Było tak: nie mamy dywanów, bo jesteśmy, znaczy ja zacząłem te passę – niekontynentni, pacjenci też w sumie tak mają często. Wypadki się u nas zdarzają częściej, niż gdzie indziej. Ale każdy chce mieć mjętko po pupą, niektórzy uczą się chodzić i muszą mieć po czym a nie się na kaflach rozjeżdżać.
No to wymyśliła Duża wykładzinę remontową. Tanie to w miarę, można zmienić, jak się za dużo wypadków zdarzy, niektórzy pacjenci zabierali ze sobą tę wykładzinę do ćwiczenia w domu, jak tam mieli za ślisko.

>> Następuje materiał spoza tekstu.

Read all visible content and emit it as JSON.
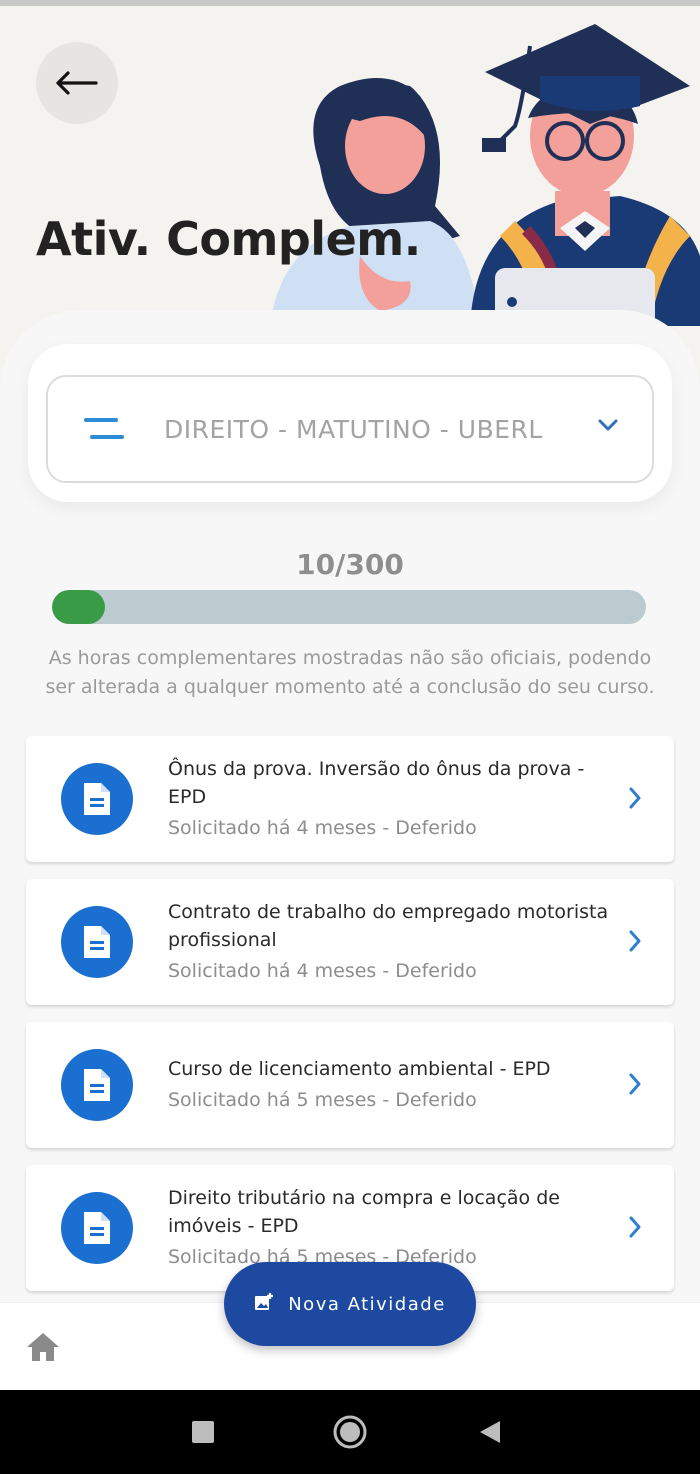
{
  "header": {
    "title": "Ativ. Complem."
  },
  "course_selector": {
    "value": "DIREITO - MATUTINO - UBERL"
  },
  "progress": {
    "label": "10/300",
    "current": 10,
    "total": 300
  },
  "disclaimer": "As horas complementares mostradas não são oficiais, podendo ser alterada a qualquer momento até a conclusão do seu curso.",
  "activities": [
    {
      "title": "Ônus da prova. Inversão do ônus da prova - EPD",
      "status": "Solicitado há 4 meses - Deferido"
    },
    {
      "title": "Contrato de trabalho do empregado motorista profissional",
      "status": "Solicitado há 4 meses - Deferido"
    },
    {
      "title": "Curso de licenciamento ambiental - EPD",
      "status": "Solicitado há 5 meses - Deferido"
    },
    {
      "title": "Direito tributário na compra e locação de imóveis - EPD",
      "status": "Solicitado há 5 meses - Deferido"
    }
  ],
  "fab": {
    "label": "Nova Atividade"
  },
  "icons": {
    "back": "arrow-left-icon",
    "course": "filter-lines-icon",
    "dropdown": "chevron-down-icon",
    "document": "document-icon",
    "chevron": "chevron-right-icon",
    "fab": "add-photo-icon",
    "home": "home-icon"
  },
  "colors": {
    "accent_blue": "#1b6fd0",
    "fab_blue": "#1d4aa0",
    "progress_green": "#3a9b46",
    "progress_track": "#bccbcf"
  }
}
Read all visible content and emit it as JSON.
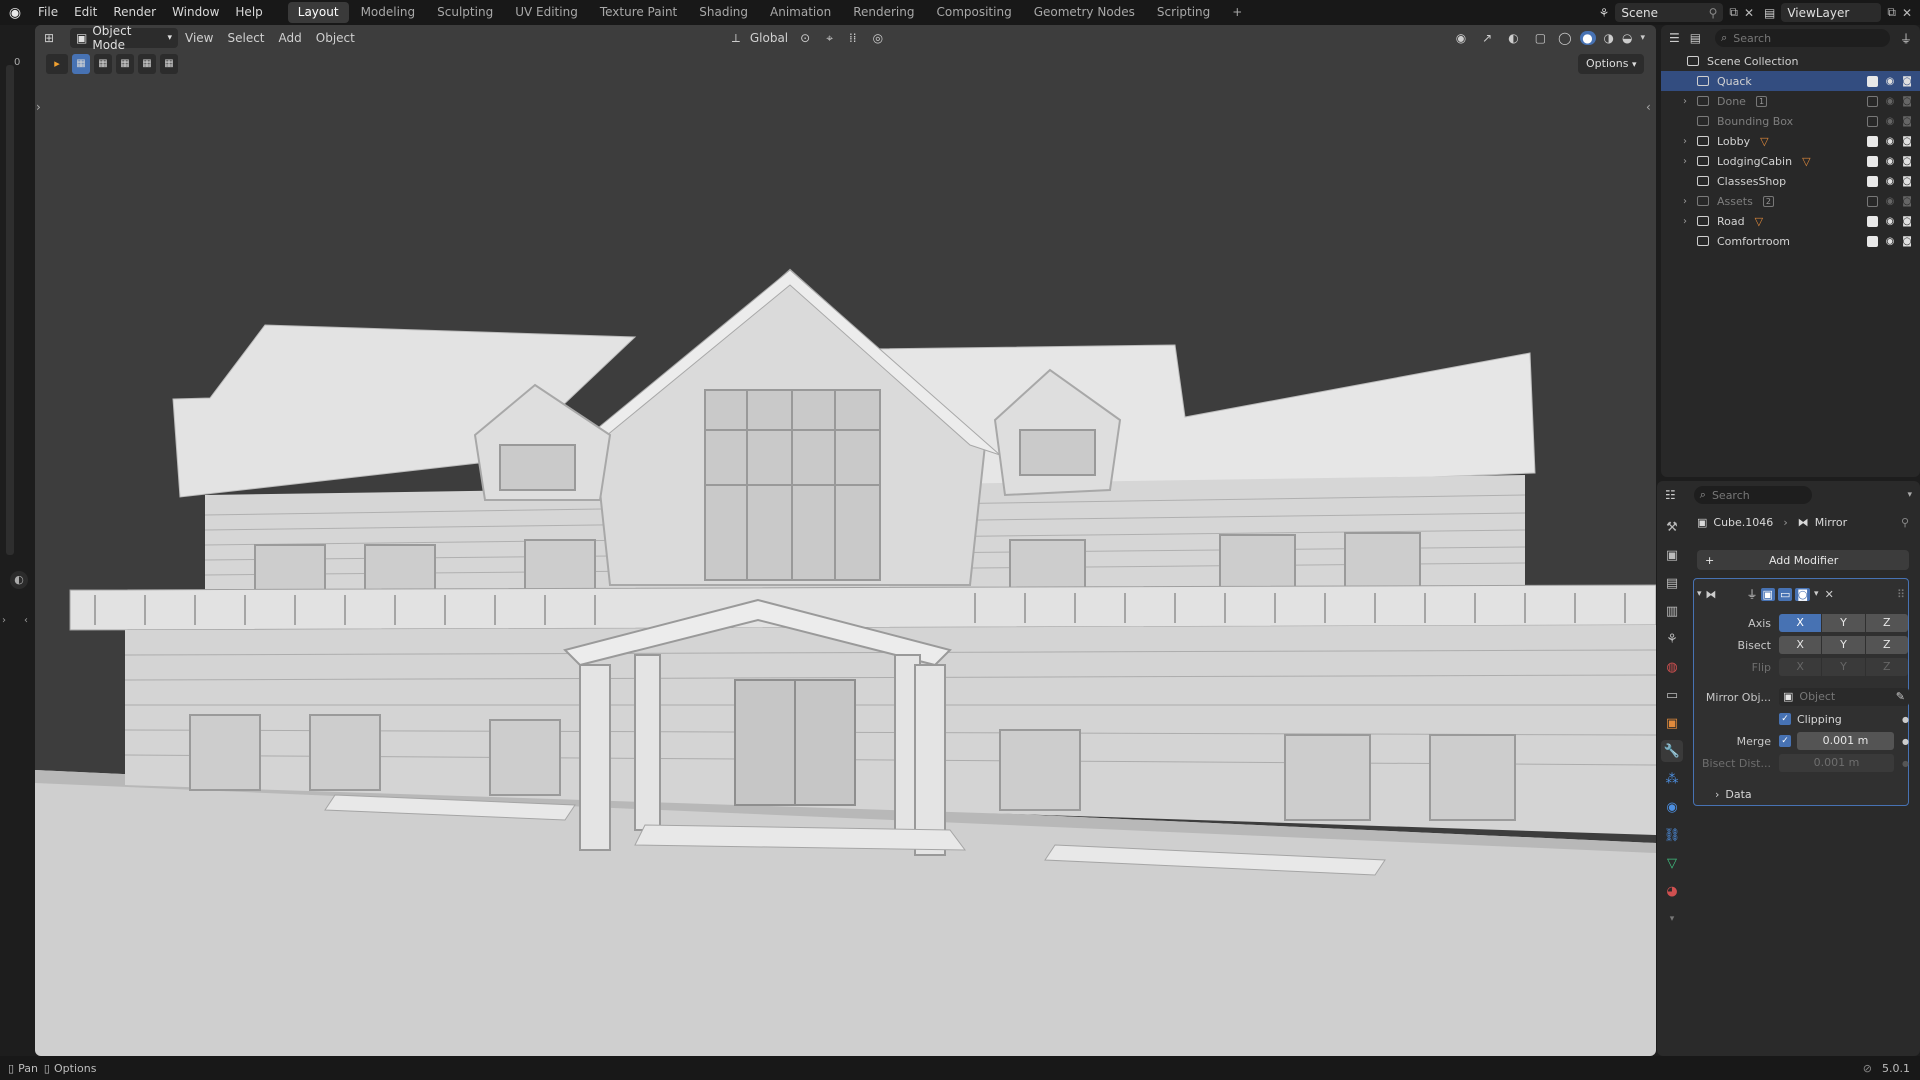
{
  "topbar": {
    "menus": [
      "File",
      "Edit",
      "Render",
      "Window",
      "Help"
    ],
    "workspaces": [
      "Layout",
      "Modeling",
      "Sculpting",
      "UV Editing",
      "Texture Paint",
      "Shading",
      "Animation",
      "Rendering",
      "Compositing",
      "Geometry Nodes",
      "Scripting"
    ],
    "active_workspace": "Layout",
    "add_tab": "+",
    "scene": "Scene",
    "view_layer": "ViewLayer"
  },
  "viewport": {
    "mode": "Object Mode",
    "menus": [
      "View",
      "Select",
      "Add",
      "Object"
    ],
    "transform_orientation": "Global",
    "options": "Options",
    "frame_indicator": "0"
  },
  "outliner": {
    "search_placeholder": "Search",
    "root": "Scene Collection",
    "items": [
      {
        "label": "Quack",
        "state": "selected",
        "badge": ""
      },
      {
        "label": "Done",
        "state": "hidden",
        "badge": "1"
      },
      {
        "label": "Bounding Box",
        "state": "hidden",
        "badge": ""
      },
      {
        "label": "Lobby",
        "state": "visible",
        "badge": ""
      },
      {
        "label": "LodgingCabin",
        "state": "visible",
        "badge": ""
      },
      {
        "label": "ClassesShop",
        "state": "visible",
        "badge": ""
      },
      {
        "label": "Assets",
        "state": "hidden",
        "badge": "2"
      },
      {
        "label": "Road",
        "state": "visible",
        "badge": ""
      },
      {
        "label": "Comfortroom",
        "state": "visible",
        "badge": ""
      }
    ]
  },
  "properties": {
    "search_placeholder": "Search",
    "object": "Cube.1046",
    "modifier": "Mirror",
    "add_modifier": "Add Modifier",
    "axis_label": "Axis",
    "bisect_label": "Bisect",
    "flip_label": "Flip",
    "axes": [
      "X",
      "Y",
      "Z"
    ],
    "mirror_object_label": "Mirror Obj...",
    "mirror_object_placeholder": "Object",
    "clipping_label": "Clipping",
    "merge_label": "Merge",
    "merge_value": "0.001 m",
    "bisect_distance_label": "Bisect Dist...",
    "bisect_distance_value": "0.001 m",
    "data_label": "Data"
  },
  "statusbar": {
    "pan": "Pan",
    "options": "Options",
    "version": "5.0.1"
  },
  "colors": {
    "accent": "#4772b3",
    "selection": "#334d80",
    "orange": "#e08a3c"
  }
}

To by było tytułem wstępu. A teraz obczajcie i zgadnijcie dlaczego nasz dywan jest w dziury? No?
Czykita jak widać TEŻ się dziwi. no….
więc……
w sumie……
to ja…
żem usiadł na tym dywanie remontowym …..
………….a wczoraj żem miał większy problem niż zwykle z jelitami. No i Duża mówi – wytniemy pasek, wyrzucimy, będą dwa małe dywany i już.

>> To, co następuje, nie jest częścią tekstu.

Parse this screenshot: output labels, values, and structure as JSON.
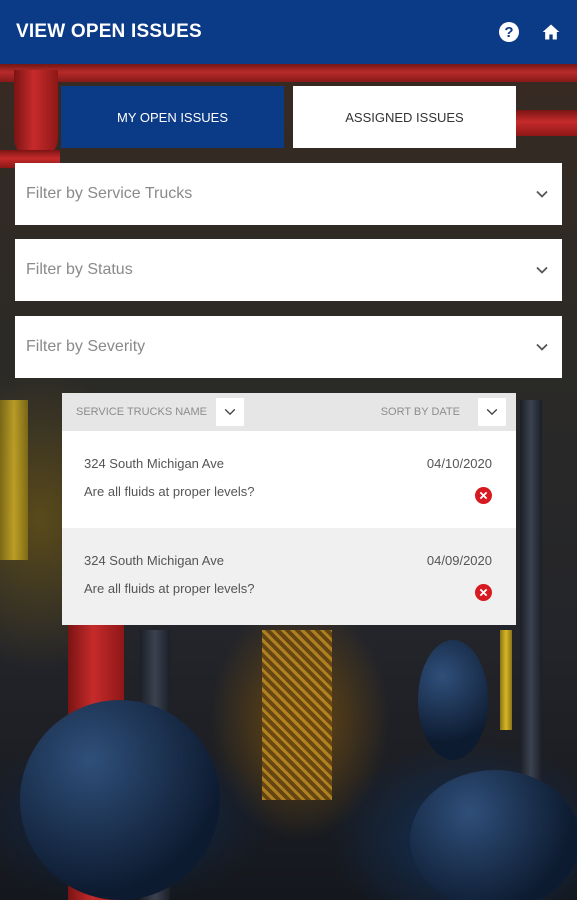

A Duży cwanie jak łasica to tylko te znaki wodne wyciął i tera mamy dizajnerski wzór, gnojki wsadzają w dziury łapy i szukają schowanych piłek i ogólnie jest niebywale interesująco.
Jak zawsze dzięki mnie, no nie?
Genialny pomysł z wykładziną 😄
Duży, to ma łeb nie od parady. Artystycznie to zrobił…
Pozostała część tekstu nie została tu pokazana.